Ogni stanza che si rispetti copre le nudità delle proprie pareti con un quadro. I quadri tradiscono l’idea che il proprietario vuole dare di se stesso, rappresentano la voglia di comunicare, silenziosamente, un qualcosa che l’ospite, lo spettatore, ha già dentro. È una sorta di riconoscimento reciproco che le persone costruiscono, una sorta di ponte, di rottura del muro della distanza.

Se si ha l’occasione di entrare dentro una sede del PD (e la fortuna di trovarne una aperta al di fuori degli appuntamenti deputati a discutere delle liste di una qualche elezione) si può scoprire la “gestione” iconografica delle pareti che tradisce provenienze e aspirazioni.

Il dibattito innescato dalle dimissioni di Zingaretti allude anche ad un possibile stravolgimento necessario di questa gestione: vincesse la linea di “base democratica” sarebbe necessaria la sostituzione delle immagini di Moro, che spesso affiancano quelle di Berlinguer o Gramsci, con quelle di Andreotti. Sostituzione che imporrebbe la rimozione delle altre per incompatibilità manifesta nelle pareti.

Bernard Berenson sosteneva che, nel grande gioco d’azzardo della storia dell’arte, vince chi possiede più immagini da esporre. La politica di oggi, paradossalmente, non solo non è più associabile alla voglia di esporre le proprie radici, di esplicitare le proprie bandiere, ma lotta furiosamente per nasconderle, per annacquarle, per renderle “liquide”, buone per “tutti”. Oggi rischia di vincere, in un gruppo dirigente del PD tutto proteso al mantenimento di posizioni di governo e sottogoverno di cui ha fatto “la sua ragion di vita”, un’anamorfosi iconografica, cioè un’immagine distorta all’interno di uno spazio definito da una prospettiva diversa dall’insieme degli altri elementi. Ora, occorre capire come il “popolo del PD”, quello che fa ciò che il segretario ha deciso “perché rappresenta la sintesi”, possa accettare come segretario un ex-andreottiano e la sua linea politica. Un’anamorfosi politica che il popolo dei militanti e l’elettorato del PD hanno già sperimentato con l’ex segretario Renzi e che rischiano di ritrovarsi nuovamente servito al loro tavolo.

Forse l’accelerazione di Zingaretti, come una cartina di tornasole, ha segnalato l’acidità della ricetta prima che si configurasse come nuovo piatto della politica italiana. Ma, se questo è il tornante, non basta la scelta di un “segretario traghettatore” o una “segretaria traghettatrice” per risolvere questi problemi. Se il PD vuole contribuire alla “rinascita del paese” deve fare un atto forte e chiaro, percepibile ai più: dismettere l’idea di pensare di poter rappresentare “tutti” e scegliere il proprio campo di battaglia.
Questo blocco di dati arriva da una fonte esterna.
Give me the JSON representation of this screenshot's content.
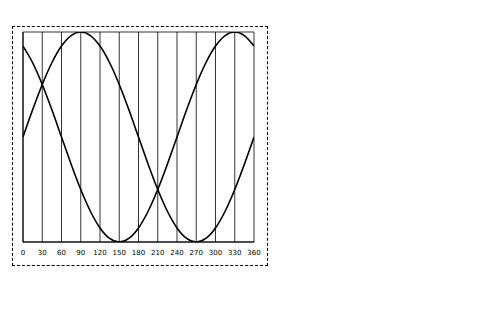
{
  "chart_data": {
    "type": "line",
    "x": [
      0,
      15,
      30,
      45,
      60,
      75,
      90,
      105,
      120,
      135,
      150,
      165,
      180,
      195,
      210,
      225,
      240,
      255,
      270,
      285,
      300,
      315,
      330,
      345,
      360
    ],
    "series": [
      {
        "color": "#000000",
        "values": [
          0,
          0.259,
          0.5,
          0.707,
          0.866,
          0.966,
          1,
          0.966,
          0.866,
          0.707,
          0.5,
          0.259,
          0,
          -0.259,
          -0.5,
          -0.707,
          -0.866,
          -0.966,
          -1,
          -0.966,
          -0.866,
          -0.707,
          -0.5,
          -0.259,
          0
        ]
      },
      {
        "color": "#000000",
        "values": [
          0.866,
          0.707,
          0.5,
          0.259,
          0,
          -0.259,
          -0.5,
          -0.707,
          -0.866,
          -0.966,
          -1,
          -0.966,
          -0.866,
          -0.707,
          -0.5,
          -0.259,
          0,
          0.259,
          0.5,
          0.707,
          0.866,
          0.966,
          1,
          0.966,
          0.866
        ]
      }
    ],
    "xlim": [
      0,
      360
    ],
    "xticks": [
      0,
      30,
      60,
      90,
      120,
      150,
      180,
      210,
      240,
      270,
      300,
      330,
      360
    ],
    "ylim": [
      -1,
      1
    ],
    "yticks": [
      -1,
      0,
      1
    ],
    "grid": true,
    "tick_labels": "x"
  }
}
Insomma dismettere l’idea di una “vocazione maggioritaria” in una fase politica che di maggioritario non ha più nulla, mentre di partecipa ad un governo con Salvini e si naviga intorno al 15%.

Ciò che serve, ora non fra 6 mesi, è il coraggio di un gruppo dirigente di candidarsi a farsi da parte per consentire la costruzione di una nuova forza della sinistra, consentendo la possibilità di incontro e di coagulo – non tanto a giovani “allevati” alla forma della politica fin qui perseguita – ai pensieri e alle persone che si interrogano sul futuro aperto dalle rivoluzioni aperte dai processi di innovazione e dalla crisi delle istituzioni esistenti, che guardano alle nuove forme di produzione del valore nella società del digitale, ai soggetti sociali che emergono da tali processi, che affrontano lo tsunami dell’introduzione dell’Intelligenza Artificiale nella società contemporanea, riprogettando un welfare più inclusivo e compatibile con le necessità della terra e di tutti i suoi abitanti.

Insomma, un farsi da parte che significa essere il concime di un nuovo veramente “nuovo” e non la proposizione di un “riduzionismo permanente” sul piano della rappresentatività ed autorevolezza.

Qualche quadro, nelle sezioni del PD, probabilmente sarà rimosso o sostituito ma speriamo che i nuovi, nelle sedi del futuro “partito” che dovrà nascere, sappiano tenere non solo lo sguardo al “come eravamo” ma soprattutto al “come vorremmo essere”.  D’altronde, quei personaggi che sono appesi alle pareti sono lì perché seppero tagliare i ponti con il pensiero e le pratiche precedenti e produssero l’innovazione necessaria. Seppero costruire le nuove radici, non tagliare semplicemente quelle vecchie.